What kind of Metaverse NFTs should I buy?
While there are dozens of different types of Metaverse NFTs to invest in, the key types are:
- Metaverse lands NFTs
- Metaverse builds NFTs
- Metaverse gaming and social NFTs
Acquire Metaverse Land
After buying Metaverse coins, the next investor step is usually to use their crypto to buy virtual real estate in the new frontier. According to McKinsey, this potentially becomes a $5 trillion market by 2030. 
To do this you need to:
- select one or more popular platforms
- purchase crypto valid in that Metaverse
- Explore its layout and land available for purchase
- choose a parcel of land
- make your purchase
While there are second-hand market places for NFTs, such as OpenSea, novices are better off buying NFTs directly from the metaverse source to avoid potential scams, which can be hard to spot at first.
Buying virtual land increases the risk factor, but also comes with potentially higher rewards. Assuming a Metaverse is successful, its land is going to become more and more valuable, both in relation to its crypto, but also in relation to fiat currency.
However, just like in reality, land is typically more expensive closer to activity hives and cheaper further out. This can make buying land a complex decision, usually factoring a compromise between affordability and a central location.
Further, one parcel of land in the Sandbox is about 300 square feet in the game world. In Decentraland, it’s just 50 square feet. For perspective, the average UK house is about 1,000 square feet.
You also need to consider buying land in multiple Metaverses in order to diversify against potential losses.
Much like real life property investing, it’s also possible to rent out land in the Metaverse through PARSIQ’s IQ Protocol, a DeFi platform that provides ways for developers to generate income.
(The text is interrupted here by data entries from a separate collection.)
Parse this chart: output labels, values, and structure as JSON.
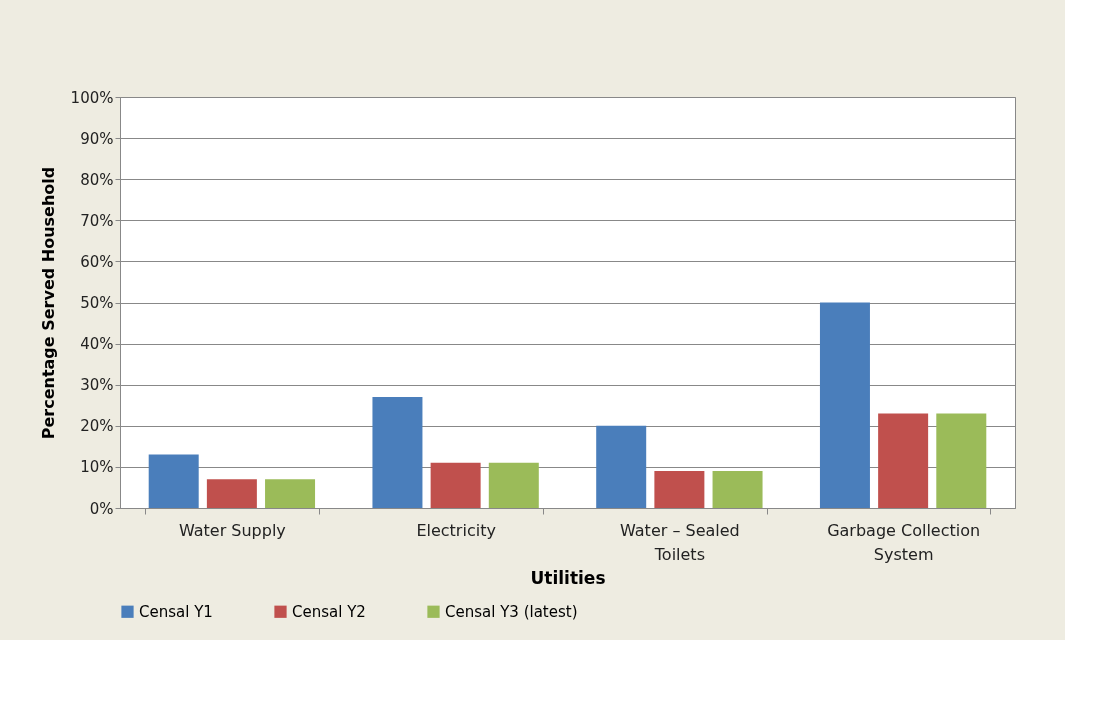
{
  "chart_data": {
    "type": "bar",
    "xlabel": "Utilities",
    "ylabel": "Percentage  Served  Household",
    "categories": [
      "Water Supply",
      "Electricity",
      "Water – Sealed Toilets",
      "Garbage Collection System"
    ],
    "series": [
      {
        "name": "Censal Y1",
        "color": "#4a7ebb",
        "values": [
          13,
          27,
          20,
          50
        ]
      },
      {
        "name": "Censal Y2",
        "color": "#c0504d",
        "values": [
          7,
          11,
          9,
          23
        ]
      },
      {
        "name": "Censal Y3 (latest)",
        "color": "#9bbb59",
        "values": [
          7,
          11,
          9,
          23
        ]
      }
    ],
    "ylim": [
      0,
      100
    ],
    "yticks": [
      {
        "value": 0,
        "label": "0%"
      },
      {
        "value": 10,
        "label": "10%"
      },
      {
        "value": 20,
        "label": "20%"
      },
      {
        "value": 30,
        "label": "30%"
      },
      {
        "value": 40,
        "label": "40%"
      },
      {
        "value": 50,
        "label": "50%"
      },
      {
        "value": 60,
        "label": "60%"
      },
      {
        "value": 70,
        "label": "70%"
      },
      {
        "value": 80,
        "label": "80%"
      },
      {
        "value": 90,
        "label": "90%"
      },
      {
        "value": 100,
        "label": "100%"
      }
    ],
    "grid": "y",
    "legend": "bottom"
  }
}
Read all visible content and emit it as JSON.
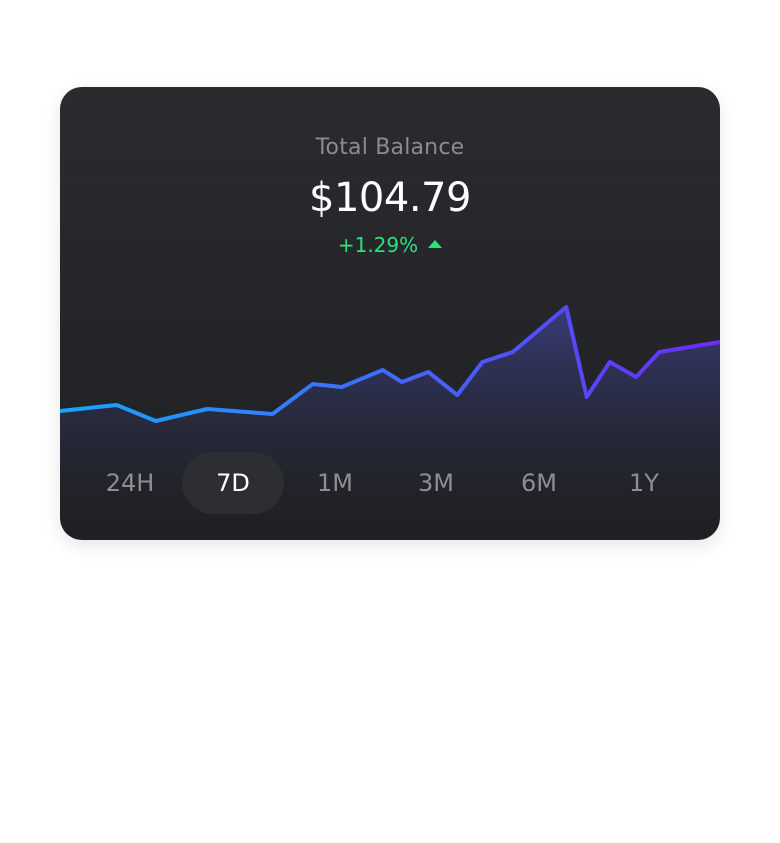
{
  "card": {
    "title": "Total Balance",
    "balance": "$104.79",
    "change": "+1.29%",
    "change_direction_icon": "caret-up-icon",
    "change_color": "#2ee07c"
  },
  "ranges": [
    {
      "label": "24H",
      "active": false
    },
    {
      "label": "7D",
      "active": true
    },
    {
      "label": "1M",
      "active": false
    },
    {
      "label": "3M",
      "active": false
    },
    {
      "label": "6M",
      "active": false
    },
    {
      "label": "1Y",
      "active": false
    }
  ],
  "colors": {
    "line_start": "#16a6ff",
    "line_end": "#6b2cff",
    "card_background": "#232427",
    "active_range_background": "#2d2e32"
  },
  "chart_data": {
    "type": "area",
    "x": [
      0,
      0.086,
      0.145,
      0.223,
      0.322,
      0.383,
      0.427,
      0.489,
      0.518,
      0.558,
      0.602,
      0.64,
      0.686,
      0.767,
      0.798,
      0.833,
      0.873,
      0.908,
      1.0
    ],
    "values": [
      41,
      47,
      31,
      43,
      38,
      68,
      65,
      82,
      70,
      80,
      57,
      90,
      100,
      145,
      55,
      90,
      75,
      100,
      110
    ],
    "ylim": [
      0,
      190
    ]
  }
}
Rents are negotiated and subsequently enforced via smart contracts.
Does Metaverse land hold value?
Metaverse land has sunk in value in 2022. According to WeMeta, the average price of lands across Decentraland peaked at $37,238 in February 2022, but has now fallen to just $5,163. Similarly, the Sandbox’s average sale price dropped from around $35,500 in January to around $2,800 by August. 
And overall, the average price per parcel of virtual lands across the six major Ethereum metaverse projects collapsed by 85% from approximately $17,000 in January to around $2,500 in August.
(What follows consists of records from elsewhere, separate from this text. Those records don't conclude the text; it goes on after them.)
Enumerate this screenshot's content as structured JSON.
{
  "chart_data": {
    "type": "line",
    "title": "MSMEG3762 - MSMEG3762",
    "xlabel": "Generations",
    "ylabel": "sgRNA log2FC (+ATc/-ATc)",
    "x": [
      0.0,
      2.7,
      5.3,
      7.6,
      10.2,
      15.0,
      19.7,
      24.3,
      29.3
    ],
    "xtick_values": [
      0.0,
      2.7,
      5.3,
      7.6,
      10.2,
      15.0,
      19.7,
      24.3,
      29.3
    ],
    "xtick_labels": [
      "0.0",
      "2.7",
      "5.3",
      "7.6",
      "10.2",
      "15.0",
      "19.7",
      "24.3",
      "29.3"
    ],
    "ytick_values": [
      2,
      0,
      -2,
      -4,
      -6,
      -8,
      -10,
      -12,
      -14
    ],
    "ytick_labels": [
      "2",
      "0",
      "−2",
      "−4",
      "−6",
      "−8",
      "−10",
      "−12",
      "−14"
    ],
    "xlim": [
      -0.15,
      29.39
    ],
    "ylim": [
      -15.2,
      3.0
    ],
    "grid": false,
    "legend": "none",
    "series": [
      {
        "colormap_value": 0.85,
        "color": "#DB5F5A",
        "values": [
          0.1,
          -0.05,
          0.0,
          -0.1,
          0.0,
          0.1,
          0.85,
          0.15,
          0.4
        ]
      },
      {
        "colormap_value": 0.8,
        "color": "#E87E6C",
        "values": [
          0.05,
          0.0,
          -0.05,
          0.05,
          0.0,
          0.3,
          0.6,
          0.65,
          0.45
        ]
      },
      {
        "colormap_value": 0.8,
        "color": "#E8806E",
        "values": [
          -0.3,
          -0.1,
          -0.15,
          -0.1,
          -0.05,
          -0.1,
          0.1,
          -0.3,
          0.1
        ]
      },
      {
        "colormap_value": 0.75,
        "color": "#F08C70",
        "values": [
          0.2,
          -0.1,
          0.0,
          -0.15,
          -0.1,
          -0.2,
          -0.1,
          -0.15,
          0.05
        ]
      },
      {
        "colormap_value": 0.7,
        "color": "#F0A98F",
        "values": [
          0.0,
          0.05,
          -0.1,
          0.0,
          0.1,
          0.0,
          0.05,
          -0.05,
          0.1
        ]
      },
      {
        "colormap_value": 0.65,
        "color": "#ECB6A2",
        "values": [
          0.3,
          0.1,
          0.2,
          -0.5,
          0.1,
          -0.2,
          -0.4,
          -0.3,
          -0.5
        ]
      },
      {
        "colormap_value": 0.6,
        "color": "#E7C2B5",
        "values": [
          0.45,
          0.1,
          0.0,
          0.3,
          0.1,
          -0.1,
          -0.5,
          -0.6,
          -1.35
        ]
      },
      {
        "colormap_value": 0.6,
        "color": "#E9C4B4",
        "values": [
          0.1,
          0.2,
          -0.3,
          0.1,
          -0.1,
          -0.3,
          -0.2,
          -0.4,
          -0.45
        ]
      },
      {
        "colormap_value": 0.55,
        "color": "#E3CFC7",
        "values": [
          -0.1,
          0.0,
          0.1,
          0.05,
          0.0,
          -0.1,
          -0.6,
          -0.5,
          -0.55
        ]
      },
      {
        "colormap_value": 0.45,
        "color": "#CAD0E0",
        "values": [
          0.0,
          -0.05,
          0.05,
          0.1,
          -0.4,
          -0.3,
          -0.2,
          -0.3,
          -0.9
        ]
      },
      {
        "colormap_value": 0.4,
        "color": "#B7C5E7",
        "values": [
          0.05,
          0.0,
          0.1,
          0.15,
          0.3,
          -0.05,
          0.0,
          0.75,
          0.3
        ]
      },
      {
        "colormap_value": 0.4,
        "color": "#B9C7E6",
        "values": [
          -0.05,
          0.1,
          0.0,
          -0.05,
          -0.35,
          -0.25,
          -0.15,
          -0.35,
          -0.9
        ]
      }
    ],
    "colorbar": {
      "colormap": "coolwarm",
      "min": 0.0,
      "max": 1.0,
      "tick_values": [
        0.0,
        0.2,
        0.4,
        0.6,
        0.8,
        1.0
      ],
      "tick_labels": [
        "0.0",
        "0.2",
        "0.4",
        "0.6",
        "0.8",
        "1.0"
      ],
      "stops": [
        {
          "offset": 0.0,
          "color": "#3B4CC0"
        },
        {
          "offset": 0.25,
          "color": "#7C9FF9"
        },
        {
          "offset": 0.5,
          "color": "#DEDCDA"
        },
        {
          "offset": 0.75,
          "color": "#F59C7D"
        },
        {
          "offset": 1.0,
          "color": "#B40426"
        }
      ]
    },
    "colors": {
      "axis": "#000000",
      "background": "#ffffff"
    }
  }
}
Depending on your perspective, this is either a disaster, or a once-in-a-lifetime investing opportunity.
What is the Monopoly strategy?
Users who buy enough adjacent land plots can combine them to create a single estate, usually doing so in the most desirable central locations surrounded by roads and virtual foot traffic.
For example, one Decentraland estate entitled ‘The Secrets of Satoshi’s Tea Garden’ is made up of 64 separate plots of land and sold for 1.3 million MANA in 2019. 
The Monopoly strategy is to buy individual plots of land in popular locations that are needed to complete estates. The idea is that neighboring investors will pay higher prices to acquire it, much like the board game Monopoly.
This is a high risk, high reward strategy, as it requires your Metaverse neighbor to be both interested and liquid enough to pay a premium for your piece of land.
Rent or buy prefabricated metaverse buildings
Instead of buying land, it’s possible to directly rent or buy prefabricated structures that can be directly put to use in online worlds. For example, you could buy a virtual storefront to enable a company to showcase 3D digital replicas of physical assets in the Metaverse. This strategy has previously been employed by larger companies such as Warner Bros., Nike, and Ralph Lauren.
Positively, the method can apply to a vast range of sectors, including retail, art and entertainment. However, the entry cost to gain exposure can be high. You need a large space to generate value effectively, making the minimum investment threshold too high for most retail investors.